Lillian Langseth-Christensen, Gourmet’s Old Vienna Cookbook — I love everything Lillian Langseth-Christiansen wrote. I used to look forward to her articles in the great, sadly defunct Gourmet magazine. This book is a time-traveling memoir with good recipes.
Walter Staib, The City Tavern Cookbook: Recipes from the Birthplace of American Cuisine — Want to know what our Founding Fathers ate? Find out the reason those waistcoats were strained. This book is a great dive into history. The hearty traditional recipes are colorfully presented, one per page, and have been adapted with no “First, catch a chicken...” Not cooking lite, but who cares? Good for festive occasions.
The National Council of Negro Women, The Black Family Reunion Cookbook — The recipes were good enough I considered claiming descent from Thomas Jefferson so I could crash the party.
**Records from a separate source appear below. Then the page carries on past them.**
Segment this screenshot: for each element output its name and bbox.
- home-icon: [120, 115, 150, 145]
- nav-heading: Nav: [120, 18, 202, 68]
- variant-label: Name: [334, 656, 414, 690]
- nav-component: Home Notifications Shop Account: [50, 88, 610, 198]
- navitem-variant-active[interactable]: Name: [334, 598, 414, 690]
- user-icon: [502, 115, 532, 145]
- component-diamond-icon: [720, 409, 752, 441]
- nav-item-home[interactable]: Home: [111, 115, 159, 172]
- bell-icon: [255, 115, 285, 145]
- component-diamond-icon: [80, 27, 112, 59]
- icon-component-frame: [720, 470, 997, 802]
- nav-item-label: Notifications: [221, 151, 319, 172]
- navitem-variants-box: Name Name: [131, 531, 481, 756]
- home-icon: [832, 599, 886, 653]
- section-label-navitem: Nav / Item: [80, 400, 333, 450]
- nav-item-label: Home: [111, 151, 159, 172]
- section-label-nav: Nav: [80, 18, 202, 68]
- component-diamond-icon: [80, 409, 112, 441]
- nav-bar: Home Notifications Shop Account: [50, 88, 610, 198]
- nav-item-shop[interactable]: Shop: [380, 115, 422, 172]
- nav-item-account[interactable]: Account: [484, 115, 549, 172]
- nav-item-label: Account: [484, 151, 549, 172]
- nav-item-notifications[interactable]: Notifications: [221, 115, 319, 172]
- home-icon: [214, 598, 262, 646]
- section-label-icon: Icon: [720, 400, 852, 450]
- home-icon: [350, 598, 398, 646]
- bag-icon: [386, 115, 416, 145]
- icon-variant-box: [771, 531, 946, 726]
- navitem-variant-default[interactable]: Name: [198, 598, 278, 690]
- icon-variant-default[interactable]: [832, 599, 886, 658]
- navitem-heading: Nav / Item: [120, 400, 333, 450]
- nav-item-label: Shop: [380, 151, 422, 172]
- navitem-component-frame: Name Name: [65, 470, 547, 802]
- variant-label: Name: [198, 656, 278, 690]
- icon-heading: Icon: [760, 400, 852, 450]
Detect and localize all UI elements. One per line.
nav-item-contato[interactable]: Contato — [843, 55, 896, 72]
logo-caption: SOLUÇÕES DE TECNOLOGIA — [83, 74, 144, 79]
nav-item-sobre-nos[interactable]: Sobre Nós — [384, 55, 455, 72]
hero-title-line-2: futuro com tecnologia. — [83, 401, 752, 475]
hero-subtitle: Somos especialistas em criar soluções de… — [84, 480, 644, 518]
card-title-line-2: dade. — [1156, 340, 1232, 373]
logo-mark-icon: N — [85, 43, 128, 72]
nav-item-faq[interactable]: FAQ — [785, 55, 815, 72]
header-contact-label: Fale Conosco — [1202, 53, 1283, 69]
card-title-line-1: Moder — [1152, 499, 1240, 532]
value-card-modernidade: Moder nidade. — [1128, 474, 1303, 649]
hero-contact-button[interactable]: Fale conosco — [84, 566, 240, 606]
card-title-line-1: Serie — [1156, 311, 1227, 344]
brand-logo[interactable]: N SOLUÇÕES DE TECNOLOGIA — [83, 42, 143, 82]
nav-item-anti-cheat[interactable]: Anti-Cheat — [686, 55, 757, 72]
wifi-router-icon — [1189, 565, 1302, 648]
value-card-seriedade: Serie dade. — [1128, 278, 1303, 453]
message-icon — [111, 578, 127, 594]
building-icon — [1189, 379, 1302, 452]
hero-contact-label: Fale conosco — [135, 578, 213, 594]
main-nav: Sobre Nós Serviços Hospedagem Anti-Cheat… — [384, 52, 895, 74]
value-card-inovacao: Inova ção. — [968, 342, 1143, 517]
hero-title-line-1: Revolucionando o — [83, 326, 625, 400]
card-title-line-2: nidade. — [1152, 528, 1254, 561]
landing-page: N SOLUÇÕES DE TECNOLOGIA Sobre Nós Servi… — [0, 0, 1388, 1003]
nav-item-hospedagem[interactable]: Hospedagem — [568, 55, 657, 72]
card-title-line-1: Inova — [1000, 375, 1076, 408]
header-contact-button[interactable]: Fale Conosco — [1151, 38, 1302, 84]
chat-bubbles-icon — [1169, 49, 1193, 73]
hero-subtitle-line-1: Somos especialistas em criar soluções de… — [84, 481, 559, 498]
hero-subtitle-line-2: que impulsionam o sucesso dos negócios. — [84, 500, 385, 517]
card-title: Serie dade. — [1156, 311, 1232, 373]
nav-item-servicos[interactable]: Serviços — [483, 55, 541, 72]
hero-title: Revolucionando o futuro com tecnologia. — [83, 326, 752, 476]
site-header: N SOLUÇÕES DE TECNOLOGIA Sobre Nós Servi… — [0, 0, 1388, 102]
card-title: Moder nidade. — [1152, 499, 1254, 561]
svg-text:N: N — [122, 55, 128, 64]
Homey reminiscences make up most of the non-recipe reading material. Someone, please adopt me as your red-headed stepchild. I am willing to wash dishes. And I will need the exercise.
Elisabeth David, A Book of Mediterranean Food — Okay, so I bought the Folio edition because it was pretty. My edition did have charming illustrations, and I’m a sucker for slipcovers. The book, written post-War during a bad time, is a time-traveling travelogue. The recipes themselves need some careful reading, but if you ever wanted to know what they cook in that little village down on the coast, and some gossip about that little village, here you are. As someone who loves the taste of olive oil, and can knock back retsina as well as any table-dancing Greek, this book was just my thing.